• Democrats — And Everybody Else — Hate Obama’s Retirement Rule

    A coalition of conservative groups joined the bipartisan push back Thursday against a rule which aims at restricting how people invest in retirement.

    The coalition is being led by the Competitive Enterprise Institute (CEI). The goal is to stop what is known as the fiduciary rule implemented by the Obama administration. The rule restricts investment choices for retirement and savings plans. The Department of Labor (DOL) says most Americans are just not knowledgeable enough to make good investments. Arguing it hurts retirement planning and liberty, the coalition letter is urging Congress to defund the rule.

    “Under the fiduciary rule, the DOL claims authority never granted by Congress to greatly restrict investment choices for 401(k)s, individual retirement accounts (IRAs) and other saving vehicles,” the letter states. “The DOL doesn’t even bother to hide its contempt for the intelligence of American savers.”

    Americans for Tax Reform, the Independent Women’s Forum, Americans for Prosperity and FreedomWorks signed the letter. The problem for the coalition and many Republican lawmakers is the rule greatly restricts individual liberty and freedom of choice.

    Democrats say it hurts the poor and middle-class by limiting access to retirement planning. On Sept. 24, 96 House Democrats sent a letter to DOL Secretary Thomas Perez expressing their concerns. Democratic Rep. [crscore]Gwen Moore[/crscore] led the way in building opposition among Democrats.

    “This rule would severely restrict investment choices in savings plans such as 401(k)s and individual retirement accounts (IRAs),” CEI Senior Fellow John Berlau said in a statement. “Especially for poor and middle class investors, by forcing investment professionals to adhere to a one-size-fits-all definition of ‘best interest’ for assets and investing strategies.”

    The Best Interest Contract Exemption will require advisers selling investment advise for commission to detail contractual disclosures of fees. Critics warn the provision will be costly to implement while exposing advisers to too much liability. This could make advisers less likely to work with lower income earners.

    Congressional lawmakers already plan to challenge the rule in appropriations bills for fiscal year 2016. If successful, the DOL will be prohibited from spending any money on implementing or enforcing the rule.

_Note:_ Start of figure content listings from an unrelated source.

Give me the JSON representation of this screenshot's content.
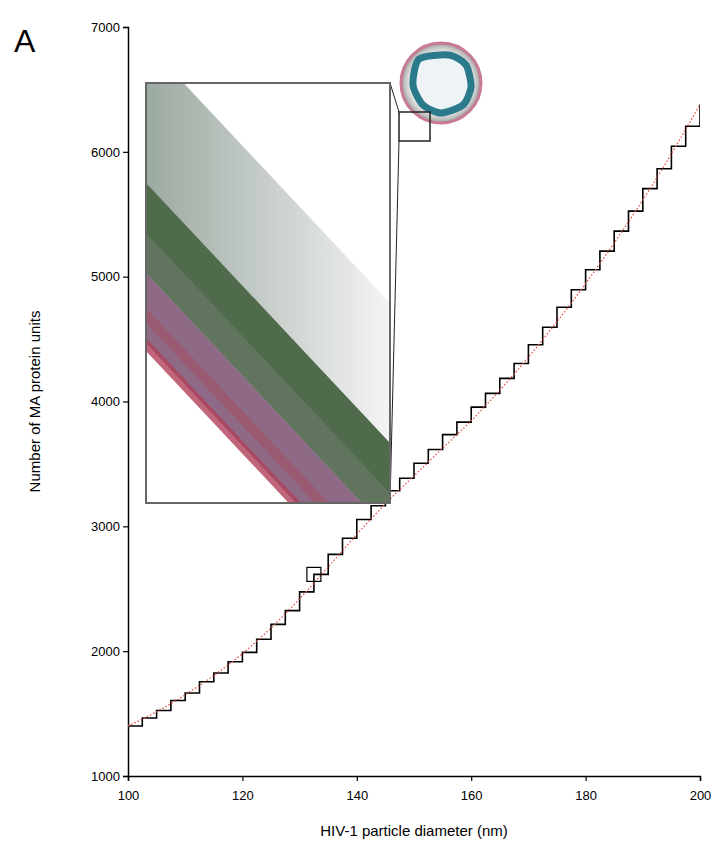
{
  "chart_data": {
    "type": "line",
    "panel_label": "A",
    "x_label": "HIV-1 particle diameter (nm)",
    "y_label": "Number of MA protein units",
    "x": [
      100,
      102.5,
      105,
      107.5,
      110,
      112.5,
      115,
      117.5,
      120,
      122.5,
      125,
      127.5,
      130,
      132.5,
      135,
      137.5,
      140,
      142.5,
      145,
      147.5,
      150,
      152.5,
      155,
      157.5,
      160,
      162.5,
      165,
      167.5,
      170,
      172.5,
      175,
      177.5,
      180,
      182.5,
      185,
      187.5,
      190,
      192.5,
      195,
      197.5,
      200
    ],
    "series": [
      {
        "color": "#000000",
        "line_style": "solid",
        "values": [
          1400,
          1465,
          1525,
          1605,
          1665,
          1755,
          1825,
          1915,
          1990,
          2095,
          2215,
          2325,
          2475,
          2615,
          2775,
          2905,
          3055,
          3165,
          3285,
          3385,
          3505,
          3615,
          3735,
          3835,
          3955,
          4065,
          4185,
          4305,
          4455,
          4595,
          4755,
          4895,
          5055,
          5205,
          5365,
          5525,
          5705,
          5865,
          6045,
          6205,
          6380
        ]
      },
      {
        "color": "#e8534a",
        "line_style": "dotted",
        "values": [
          1400,
          1455,
          1515,
          1580,
          1650,
          1725,
          1805,
          1890,
          1980,
          2080,
          2185,
          2300,
          2420,
          2545,
          2675,
          2805,
          2935,
          3060,
          3180,
          3295,
          3405,
          3515,
          3625,
          3735,
          3845,
          3965,
          4090,
          4220,
          4355,
          4495,
          4640,
          4790,
          4945,
          5105,
          5270,
          5440,
          5615,
          5795,
          5985,
          6180,
          6380
        ]
      }
    ],
    "xlim": [
      100,
      200
    ],
    "xticks": [
      100,
      120,
      140,
      160,
      180,
      200
    ],
    "ylim": [
      1000,
      7000
    ],
    "yticks": [
      1000,
      2000,
      3000,
      4000,
      5000,
      6000,
      7000
    ],
    "grid": false
  }
}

The DOL, however, says the restrictions will help people.

    “They seldom have the training or specialized expertise necessary to prudently manage retirement assets on their own,” the rule states. “In the current marketplace for retirement investment advice, however, advisers commonly have direct and substantial conflicts of interest, which encourage investment recommendations that generate higher fees for the advisers at the expense of their customers.”